God, I was insufferable.
The shift happened gradually. I started noticing that the people I respected most talked the least in meetings. They asked questions instead of making statements. They said “tell me more” instead of “here’s what you should do.”
When I started actually listening – not just waiting for my turn to talk – everything changed. Relationships deepened. Work problems solved themselves because I finally understood what the actual problem was. People started seeking me out, not for my brilliant insights, but because I gave them space to figure things out themselves.
There’s this Zen saying: “You have two ears and one mouth for a reason.” Took me over a decade to understand what that really meant.
Final words
If you’re in your twenties reading this and feeling lost, anxious, or confused – congratulations, you’re exactly where you’re supposed to be. Feeling lost doesn’t mean you’re broken. It means you’re human.

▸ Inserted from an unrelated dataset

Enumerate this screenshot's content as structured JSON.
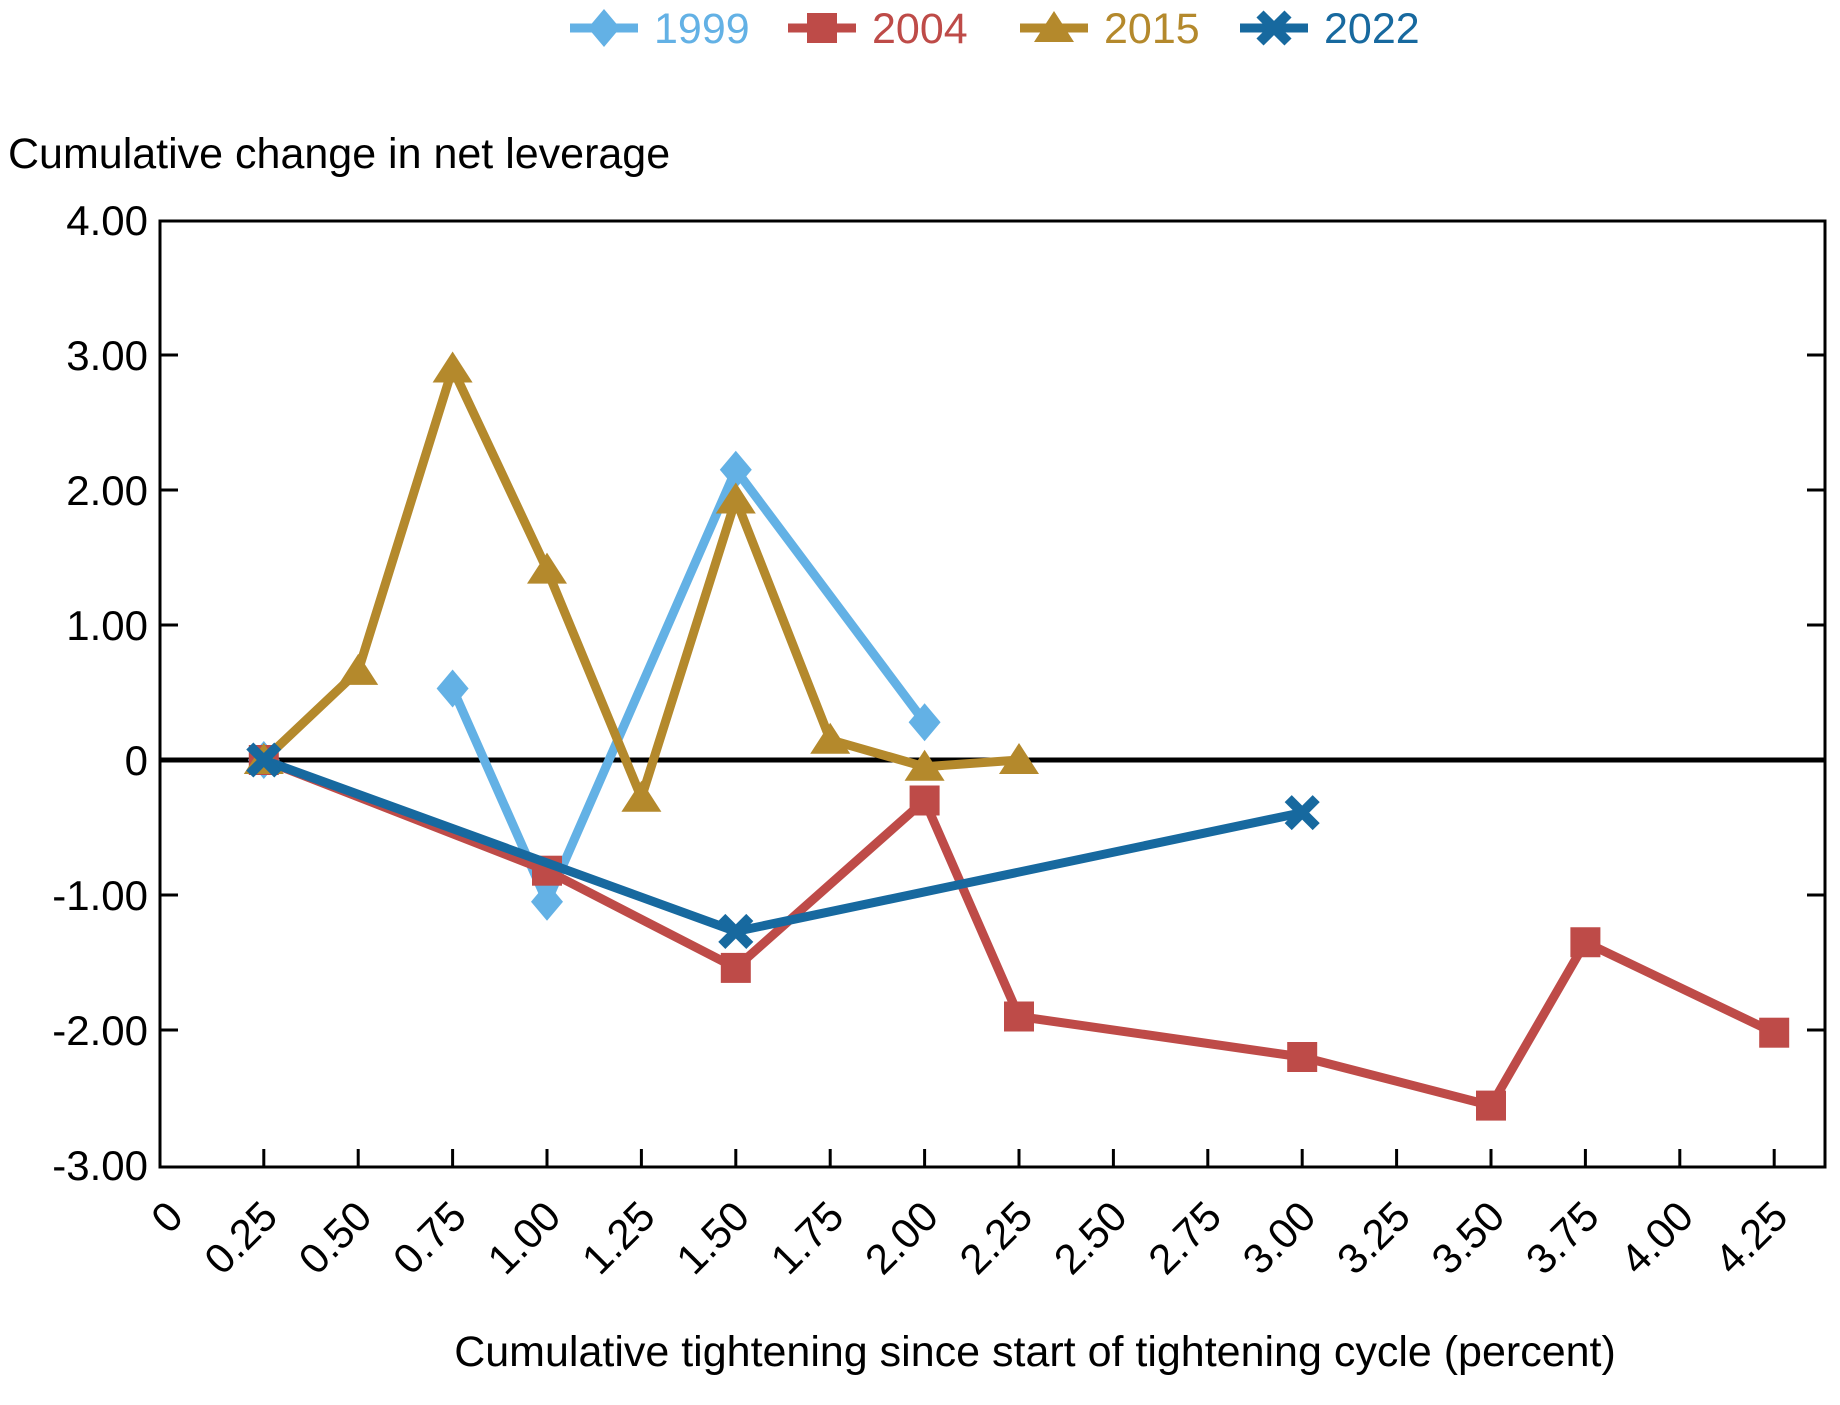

The problem isn’t that we struggle in our twenties. The problem is that we think we’re not supposed to struggle. We put on these masks of having it all figured out while secretly googling “what am I doing with my life” at 2 AM.
Here’s what I wish I could tell my 25-year-old self: Stop pretending. The body you’re ignoring will eventually demand attention. The gut feelings you’re dismissing are trying to protect you. The childhood patterns you think you’ve outgrown are running the show. The perfection you’re chasing is a prison. And the answers you think you have are preventing you from hearing what you actually need to know.
Life isn’t about having it all figured out. It’s about being honest about what you don’t know and brave enough to keep learning anyway.